Bill Welge, co-author of Oklahoma: A Rich Heritage, and longtime Director of the Office of American Indian Culture and Preservation at the Oklahoma Historical Society and Director of the Research Division of the Oklahoma Historical Society


Cushing was no sober community. It was boisterous and alive, its streets a jumble of humanity. Restaurants, hotels, stores, barbershops, illegal saloons, all brightly lighted, kept open house on both sides of the main street late into the night, while down at the freight yards men could be heard swearing as they sweated to load wagon after wagon with pipe or steam boilers or lumber or wire. The “roughnecks,” as oilfield workers were known, arrived at the end of their shift of work and began to spend. And spend they did, for their wages ranged from six to fifteen dollars a day. Oklahoma was officially dry, but in the first week of the boom whiskey peddlers seemed to be on every corner doing a brisk business. Theirs was a raw, potent product that seared the throat, warmed the stomach, and inflamed the head. One teetotaler commented in disgust, “Every bottle sold seemed to contain a thousand curse words, several arguments, and at least one fist fight.”

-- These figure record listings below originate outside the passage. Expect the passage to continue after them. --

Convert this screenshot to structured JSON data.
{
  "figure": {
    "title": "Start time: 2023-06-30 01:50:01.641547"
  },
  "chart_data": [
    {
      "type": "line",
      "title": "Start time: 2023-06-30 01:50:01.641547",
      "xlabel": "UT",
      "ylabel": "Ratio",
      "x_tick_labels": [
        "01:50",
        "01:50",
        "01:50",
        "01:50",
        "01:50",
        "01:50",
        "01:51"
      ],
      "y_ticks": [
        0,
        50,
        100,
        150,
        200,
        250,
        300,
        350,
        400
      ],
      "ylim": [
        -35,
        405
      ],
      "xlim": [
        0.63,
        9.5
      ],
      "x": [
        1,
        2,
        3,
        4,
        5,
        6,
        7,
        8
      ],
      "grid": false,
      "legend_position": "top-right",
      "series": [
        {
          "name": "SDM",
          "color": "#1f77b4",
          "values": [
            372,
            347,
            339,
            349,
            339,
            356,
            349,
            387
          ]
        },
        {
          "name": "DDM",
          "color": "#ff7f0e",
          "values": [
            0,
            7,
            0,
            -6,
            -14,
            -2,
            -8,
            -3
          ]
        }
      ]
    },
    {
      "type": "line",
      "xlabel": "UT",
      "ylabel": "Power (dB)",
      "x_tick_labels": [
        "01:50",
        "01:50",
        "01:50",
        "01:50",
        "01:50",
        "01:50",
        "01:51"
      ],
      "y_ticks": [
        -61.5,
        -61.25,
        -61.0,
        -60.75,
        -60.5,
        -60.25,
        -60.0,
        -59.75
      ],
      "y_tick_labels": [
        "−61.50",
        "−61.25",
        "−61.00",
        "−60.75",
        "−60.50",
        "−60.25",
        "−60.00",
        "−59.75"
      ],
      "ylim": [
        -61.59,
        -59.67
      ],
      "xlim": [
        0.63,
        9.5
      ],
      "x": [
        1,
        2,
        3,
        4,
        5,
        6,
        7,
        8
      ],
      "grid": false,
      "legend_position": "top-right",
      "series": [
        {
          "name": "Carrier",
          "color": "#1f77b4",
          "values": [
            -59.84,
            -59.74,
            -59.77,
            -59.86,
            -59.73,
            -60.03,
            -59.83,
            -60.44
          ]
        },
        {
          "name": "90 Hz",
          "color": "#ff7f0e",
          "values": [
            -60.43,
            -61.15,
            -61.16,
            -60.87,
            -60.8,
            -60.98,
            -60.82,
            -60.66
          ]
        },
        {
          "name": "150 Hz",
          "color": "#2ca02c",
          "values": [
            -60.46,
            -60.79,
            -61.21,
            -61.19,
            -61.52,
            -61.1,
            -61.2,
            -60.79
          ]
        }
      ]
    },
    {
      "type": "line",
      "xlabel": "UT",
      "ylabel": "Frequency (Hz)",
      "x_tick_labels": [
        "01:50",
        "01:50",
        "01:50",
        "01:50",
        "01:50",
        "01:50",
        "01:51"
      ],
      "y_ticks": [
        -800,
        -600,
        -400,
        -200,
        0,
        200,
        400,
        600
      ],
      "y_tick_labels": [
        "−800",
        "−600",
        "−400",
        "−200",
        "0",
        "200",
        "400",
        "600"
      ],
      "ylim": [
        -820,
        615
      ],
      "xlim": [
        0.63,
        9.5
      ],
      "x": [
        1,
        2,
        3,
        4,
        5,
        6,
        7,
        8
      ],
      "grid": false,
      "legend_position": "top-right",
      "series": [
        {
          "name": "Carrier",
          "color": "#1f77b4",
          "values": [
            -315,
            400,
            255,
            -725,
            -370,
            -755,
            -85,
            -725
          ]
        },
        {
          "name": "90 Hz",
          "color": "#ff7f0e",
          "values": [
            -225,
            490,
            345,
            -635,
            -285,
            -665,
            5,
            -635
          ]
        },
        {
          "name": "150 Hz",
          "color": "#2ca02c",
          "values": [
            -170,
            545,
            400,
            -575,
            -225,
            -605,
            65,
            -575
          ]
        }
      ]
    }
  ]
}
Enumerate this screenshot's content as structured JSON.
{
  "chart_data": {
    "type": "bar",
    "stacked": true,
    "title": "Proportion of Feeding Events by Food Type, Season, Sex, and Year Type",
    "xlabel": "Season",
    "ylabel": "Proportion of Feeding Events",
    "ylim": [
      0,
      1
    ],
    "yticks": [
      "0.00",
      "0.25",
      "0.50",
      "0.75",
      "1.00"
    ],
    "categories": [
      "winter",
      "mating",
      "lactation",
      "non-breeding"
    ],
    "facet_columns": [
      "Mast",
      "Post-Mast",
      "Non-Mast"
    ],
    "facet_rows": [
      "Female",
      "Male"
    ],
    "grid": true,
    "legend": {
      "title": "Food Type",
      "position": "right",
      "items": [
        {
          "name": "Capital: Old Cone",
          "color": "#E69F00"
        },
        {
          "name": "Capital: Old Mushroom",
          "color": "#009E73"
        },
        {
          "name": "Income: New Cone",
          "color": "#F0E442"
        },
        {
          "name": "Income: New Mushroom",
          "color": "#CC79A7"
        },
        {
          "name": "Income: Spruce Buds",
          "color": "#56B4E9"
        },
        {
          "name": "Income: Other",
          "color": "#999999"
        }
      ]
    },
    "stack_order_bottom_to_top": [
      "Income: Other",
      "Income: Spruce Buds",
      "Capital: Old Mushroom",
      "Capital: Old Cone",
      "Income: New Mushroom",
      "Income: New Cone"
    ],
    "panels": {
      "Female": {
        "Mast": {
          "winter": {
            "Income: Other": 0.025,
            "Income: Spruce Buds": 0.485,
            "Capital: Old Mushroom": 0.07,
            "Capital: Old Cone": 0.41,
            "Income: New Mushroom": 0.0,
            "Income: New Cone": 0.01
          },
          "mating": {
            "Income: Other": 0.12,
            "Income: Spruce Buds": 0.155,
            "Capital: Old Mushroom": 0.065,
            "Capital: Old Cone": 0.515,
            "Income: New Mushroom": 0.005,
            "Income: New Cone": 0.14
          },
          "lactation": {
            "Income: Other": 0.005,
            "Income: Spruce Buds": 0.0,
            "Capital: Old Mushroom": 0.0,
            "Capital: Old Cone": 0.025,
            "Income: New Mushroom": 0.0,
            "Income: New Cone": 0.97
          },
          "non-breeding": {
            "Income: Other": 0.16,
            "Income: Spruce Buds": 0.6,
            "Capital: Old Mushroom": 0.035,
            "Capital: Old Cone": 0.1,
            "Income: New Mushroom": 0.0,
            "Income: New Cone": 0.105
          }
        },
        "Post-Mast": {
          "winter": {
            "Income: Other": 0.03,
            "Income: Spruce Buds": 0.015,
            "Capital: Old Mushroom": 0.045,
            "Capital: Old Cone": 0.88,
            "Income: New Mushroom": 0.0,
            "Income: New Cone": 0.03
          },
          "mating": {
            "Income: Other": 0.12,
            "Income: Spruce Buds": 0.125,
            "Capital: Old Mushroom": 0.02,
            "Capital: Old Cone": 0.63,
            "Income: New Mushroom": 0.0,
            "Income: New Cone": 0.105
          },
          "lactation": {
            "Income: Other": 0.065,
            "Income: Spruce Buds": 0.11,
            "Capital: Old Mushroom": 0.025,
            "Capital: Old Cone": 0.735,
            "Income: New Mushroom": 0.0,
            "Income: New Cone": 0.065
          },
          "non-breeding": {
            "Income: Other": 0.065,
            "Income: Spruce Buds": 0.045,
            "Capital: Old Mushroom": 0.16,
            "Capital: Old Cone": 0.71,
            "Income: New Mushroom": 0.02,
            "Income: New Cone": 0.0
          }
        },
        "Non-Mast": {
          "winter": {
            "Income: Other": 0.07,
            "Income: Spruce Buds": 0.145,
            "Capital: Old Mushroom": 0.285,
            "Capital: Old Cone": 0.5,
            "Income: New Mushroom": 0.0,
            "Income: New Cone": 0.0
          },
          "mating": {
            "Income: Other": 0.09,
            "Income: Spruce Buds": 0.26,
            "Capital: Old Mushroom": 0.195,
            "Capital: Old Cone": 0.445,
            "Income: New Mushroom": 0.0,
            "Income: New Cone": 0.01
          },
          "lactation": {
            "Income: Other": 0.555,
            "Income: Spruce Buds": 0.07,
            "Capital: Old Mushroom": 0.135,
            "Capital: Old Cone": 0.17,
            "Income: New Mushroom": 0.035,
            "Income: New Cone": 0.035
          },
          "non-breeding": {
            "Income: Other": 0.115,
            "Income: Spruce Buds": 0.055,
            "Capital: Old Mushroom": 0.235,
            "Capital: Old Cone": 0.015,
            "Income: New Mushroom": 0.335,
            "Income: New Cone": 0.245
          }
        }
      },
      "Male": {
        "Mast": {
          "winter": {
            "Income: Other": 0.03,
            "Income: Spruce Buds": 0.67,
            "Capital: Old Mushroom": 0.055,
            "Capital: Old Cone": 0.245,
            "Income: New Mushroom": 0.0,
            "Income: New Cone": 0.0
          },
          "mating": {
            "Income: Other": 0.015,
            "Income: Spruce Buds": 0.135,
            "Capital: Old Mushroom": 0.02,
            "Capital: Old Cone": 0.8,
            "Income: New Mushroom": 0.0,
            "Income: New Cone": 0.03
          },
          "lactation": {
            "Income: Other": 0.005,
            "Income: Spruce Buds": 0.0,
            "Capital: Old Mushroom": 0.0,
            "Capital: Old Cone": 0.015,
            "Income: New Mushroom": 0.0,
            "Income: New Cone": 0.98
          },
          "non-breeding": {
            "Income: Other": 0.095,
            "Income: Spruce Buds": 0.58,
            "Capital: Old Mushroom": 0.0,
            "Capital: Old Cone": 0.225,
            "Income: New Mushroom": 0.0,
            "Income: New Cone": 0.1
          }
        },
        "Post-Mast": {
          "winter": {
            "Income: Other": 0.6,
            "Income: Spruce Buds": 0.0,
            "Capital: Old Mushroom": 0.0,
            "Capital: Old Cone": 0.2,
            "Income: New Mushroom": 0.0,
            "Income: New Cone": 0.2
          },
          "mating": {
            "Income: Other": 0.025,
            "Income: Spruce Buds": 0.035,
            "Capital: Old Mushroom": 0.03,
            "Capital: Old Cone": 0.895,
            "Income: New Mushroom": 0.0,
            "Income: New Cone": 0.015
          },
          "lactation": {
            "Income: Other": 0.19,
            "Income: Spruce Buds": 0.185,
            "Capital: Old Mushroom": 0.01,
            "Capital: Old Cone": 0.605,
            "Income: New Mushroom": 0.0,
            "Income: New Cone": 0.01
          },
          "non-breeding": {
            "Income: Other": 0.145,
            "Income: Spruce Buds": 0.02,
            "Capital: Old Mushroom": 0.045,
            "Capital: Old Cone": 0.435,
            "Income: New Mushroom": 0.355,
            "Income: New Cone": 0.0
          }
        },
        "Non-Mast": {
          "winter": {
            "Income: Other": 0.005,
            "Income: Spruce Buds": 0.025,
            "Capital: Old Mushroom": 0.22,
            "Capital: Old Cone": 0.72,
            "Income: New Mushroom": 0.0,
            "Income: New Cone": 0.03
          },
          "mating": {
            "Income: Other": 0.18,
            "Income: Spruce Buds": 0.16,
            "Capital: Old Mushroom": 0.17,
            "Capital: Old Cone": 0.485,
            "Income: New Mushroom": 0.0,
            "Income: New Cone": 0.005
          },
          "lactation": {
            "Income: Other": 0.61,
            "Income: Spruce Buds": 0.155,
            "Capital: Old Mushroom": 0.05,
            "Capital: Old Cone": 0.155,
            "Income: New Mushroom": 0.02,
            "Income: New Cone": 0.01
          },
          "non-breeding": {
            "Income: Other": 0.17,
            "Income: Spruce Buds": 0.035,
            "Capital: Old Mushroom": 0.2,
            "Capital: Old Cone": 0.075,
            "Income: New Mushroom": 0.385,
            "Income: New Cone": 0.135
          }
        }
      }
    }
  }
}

The countryside around Cushing changed as much as the city during the oil boom. Dirt roads suddenly were crowded with flashy automobiles carrying agents offering fistfuls of money for drilling rights. Farmers and their sons, to whom $100 cash had once seemed a fortune, suddenly were exposed to fast-talking city slickers from Houston or Chicago offering thousands of dollars in return for a signature on a lease. Once the lease was signed, heavy wagons carrying steel, pipe, and timber cut deep ruts into roads that became impassable when it rained, while makeshift roads were torn across once-barren pastures. Such was life in and around a booming Oklahoma oil town.

The mammoth Cushing oil storage facility of today.